Memcpy: Distributed
In this example, we test HiCR’s memcpy
operation to communicate a simple message back and forth (ping / pong) between two HiCR instances as detected by the HiCR::InstanceManager
(See: Fig. 2).

Fig. 2 Remote Memcpy Example
The code is structured as follows:
include/remoteMemcpy.hpp
contains the application’s backend-independent semanticssource/
contains variants of the main program implemented under different backends
This example expects to be launched with exactly two HiCR instances. For example, by using the following commands:
mpirun -n 2 examples/memcpy/distributed/mpi
lpfrun -n 2 -engine ibverbs examples/memcpy/distributed/lpf
Both the remoteMemcpy
function receives a full set of HiCR
managers, used to perform the following steps:
Identifying HiCR instances
Since this example is designed to work with only two HiCR instances, we must check whether this condition is met. For this, we get the total number of instances:
auto instanceList = instanceManager->getInstances();
if (instanceList.size() != 2) // Error: wrong number of instances!

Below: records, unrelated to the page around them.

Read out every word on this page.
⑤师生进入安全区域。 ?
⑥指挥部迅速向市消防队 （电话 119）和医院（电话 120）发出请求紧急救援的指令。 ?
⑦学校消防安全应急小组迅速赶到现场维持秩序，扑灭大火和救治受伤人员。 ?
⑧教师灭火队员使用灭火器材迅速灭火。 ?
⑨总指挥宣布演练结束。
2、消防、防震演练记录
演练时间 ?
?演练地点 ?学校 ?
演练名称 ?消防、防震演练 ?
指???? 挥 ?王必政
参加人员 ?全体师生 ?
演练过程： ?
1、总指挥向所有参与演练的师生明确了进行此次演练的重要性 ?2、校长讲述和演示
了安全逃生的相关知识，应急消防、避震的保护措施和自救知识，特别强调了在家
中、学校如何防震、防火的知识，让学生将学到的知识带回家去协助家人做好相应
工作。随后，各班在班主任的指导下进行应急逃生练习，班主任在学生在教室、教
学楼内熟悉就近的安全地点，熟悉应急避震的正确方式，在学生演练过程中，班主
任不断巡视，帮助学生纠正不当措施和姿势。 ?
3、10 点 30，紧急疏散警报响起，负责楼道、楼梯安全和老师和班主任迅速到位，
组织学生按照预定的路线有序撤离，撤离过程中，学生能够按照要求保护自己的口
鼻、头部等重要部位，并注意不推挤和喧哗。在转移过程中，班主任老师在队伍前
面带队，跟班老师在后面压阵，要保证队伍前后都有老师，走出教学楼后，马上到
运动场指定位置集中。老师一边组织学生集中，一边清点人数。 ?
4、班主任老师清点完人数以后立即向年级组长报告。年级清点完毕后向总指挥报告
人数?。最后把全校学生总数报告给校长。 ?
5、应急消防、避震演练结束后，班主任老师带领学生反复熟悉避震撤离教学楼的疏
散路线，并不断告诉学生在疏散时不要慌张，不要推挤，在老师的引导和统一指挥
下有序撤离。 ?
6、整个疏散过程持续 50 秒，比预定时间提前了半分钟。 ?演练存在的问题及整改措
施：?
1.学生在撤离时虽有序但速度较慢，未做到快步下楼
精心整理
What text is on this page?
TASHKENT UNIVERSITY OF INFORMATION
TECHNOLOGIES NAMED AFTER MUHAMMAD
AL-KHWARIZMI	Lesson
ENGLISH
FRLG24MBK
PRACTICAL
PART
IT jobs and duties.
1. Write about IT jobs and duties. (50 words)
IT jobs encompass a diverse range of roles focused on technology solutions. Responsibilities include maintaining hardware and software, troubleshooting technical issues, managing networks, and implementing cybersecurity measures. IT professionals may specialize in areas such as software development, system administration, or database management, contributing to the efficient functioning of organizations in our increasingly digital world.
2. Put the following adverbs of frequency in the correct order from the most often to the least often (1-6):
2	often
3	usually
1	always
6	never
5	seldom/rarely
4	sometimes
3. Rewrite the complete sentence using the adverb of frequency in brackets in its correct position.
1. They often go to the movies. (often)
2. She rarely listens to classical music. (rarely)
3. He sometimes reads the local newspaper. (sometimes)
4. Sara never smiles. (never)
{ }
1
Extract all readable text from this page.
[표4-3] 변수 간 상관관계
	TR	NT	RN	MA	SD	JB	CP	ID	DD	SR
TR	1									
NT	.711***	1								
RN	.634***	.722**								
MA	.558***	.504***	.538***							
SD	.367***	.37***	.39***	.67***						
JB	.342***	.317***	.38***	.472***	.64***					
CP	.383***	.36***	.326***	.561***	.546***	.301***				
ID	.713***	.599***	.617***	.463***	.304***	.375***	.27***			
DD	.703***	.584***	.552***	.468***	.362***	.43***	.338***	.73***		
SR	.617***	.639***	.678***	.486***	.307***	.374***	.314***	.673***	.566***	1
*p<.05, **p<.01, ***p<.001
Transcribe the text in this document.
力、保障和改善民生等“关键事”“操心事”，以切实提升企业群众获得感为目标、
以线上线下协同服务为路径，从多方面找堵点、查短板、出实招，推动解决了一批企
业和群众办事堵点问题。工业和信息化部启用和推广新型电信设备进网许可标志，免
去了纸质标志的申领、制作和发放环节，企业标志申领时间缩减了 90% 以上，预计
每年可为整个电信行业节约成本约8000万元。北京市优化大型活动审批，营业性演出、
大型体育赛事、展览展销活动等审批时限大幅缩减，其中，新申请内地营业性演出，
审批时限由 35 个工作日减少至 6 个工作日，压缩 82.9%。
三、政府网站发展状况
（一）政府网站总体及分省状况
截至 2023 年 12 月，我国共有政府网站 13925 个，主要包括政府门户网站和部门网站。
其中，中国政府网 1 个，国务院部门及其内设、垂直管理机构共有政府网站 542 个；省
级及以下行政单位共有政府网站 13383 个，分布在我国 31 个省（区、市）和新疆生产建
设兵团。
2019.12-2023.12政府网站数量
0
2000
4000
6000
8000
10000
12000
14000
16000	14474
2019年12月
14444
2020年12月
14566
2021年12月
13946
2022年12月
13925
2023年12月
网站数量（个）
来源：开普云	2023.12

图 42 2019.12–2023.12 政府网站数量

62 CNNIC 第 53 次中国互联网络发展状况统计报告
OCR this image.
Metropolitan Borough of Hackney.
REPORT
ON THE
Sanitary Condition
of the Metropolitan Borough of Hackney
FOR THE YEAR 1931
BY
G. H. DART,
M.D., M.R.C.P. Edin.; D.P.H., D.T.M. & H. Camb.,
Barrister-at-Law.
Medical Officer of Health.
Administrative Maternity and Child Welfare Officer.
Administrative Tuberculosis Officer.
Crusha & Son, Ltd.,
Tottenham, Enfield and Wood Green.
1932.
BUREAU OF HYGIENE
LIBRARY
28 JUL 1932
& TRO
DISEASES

Second, we need to decide which instance is going to be the sender and which the receiver. To decide this, we decide that the HiCR root instance must the be sender. The other instance will be the receiver.
auto senderId = instanceManager->getRootInstanceId();
Memory slot allocation
To allocate the memory slots to use as send/receive buffer, we must first identify the local topology and find a suitable memory space from whence to allocate them.
// Asking backend to check the available devices
const auto topology = topologyManager->queryTopology();
// Getting first device found
auto device = *topology.getDevices().begin();
// Obtaining memory spaces
auto memSpaces = device->getMemorySpaceList();
// Getting the first memory space we found
auto firstMemSpace = *memSpaces.begin();
Having found a suitable memory space, we allocate our buffers from it:
// Allocating send/receive buffer
auto bufferSlot = memoryManager->allocateLocalMemorySlot(firstMemSpace, BUFFER_SIZE);
Memory slot exchange
After creating the local memory slots, we need to exchange them before they engage in remote communication. The receiver instance exchanges its receive buffer to be visible by the sender. On the other hand, the sender instance does not need to exchange its own buffer.
// Performing memory slot exchange now
if (myInstanceId == senderId) communicationManager->exchangeGlobalMemorySlots(COMM_TAG, {});
if (myInstanceId == receiverId) communicationManager->exchangeGlobalMemorySlots(COMM_TAG, {{myInstanceId, bufferSlot}});
// Synchronizing so that all actors have finished registering their global memory slots
communicationManager->fence(COMM_TAG);
// Getting remote memory slot from receiver
auto receiverSlot = communicationManager->getGlobalMemorySlot(COMM_TAG, receiverId);
Copying data and syncing
To copy data, the sender runs memcpy
with the receiver’s memory slot as destination. This acts as a one-sided put operation.
if (myInstanceId == senderId) communicationManager->memcpy(receiverSlot, DST_OFFSET, bufferSlot, SRC_OFFSET, BUFFER_SIZE);
communicationManager->fence(COMM_TAG);
It is also possible to obtain the number of messages received for a given memory slot:
communicationManager->queryMemorySlotUpdates(receiverSlot);
auto recvMsgs = receiverSlot->getSourceLocalMemorySlot()->getMessagesRecv();
The expected result of running this example is:
[Receiver] Received Message Count: 1
[Receiver] Received buffer: Hello, receiver! This is sender.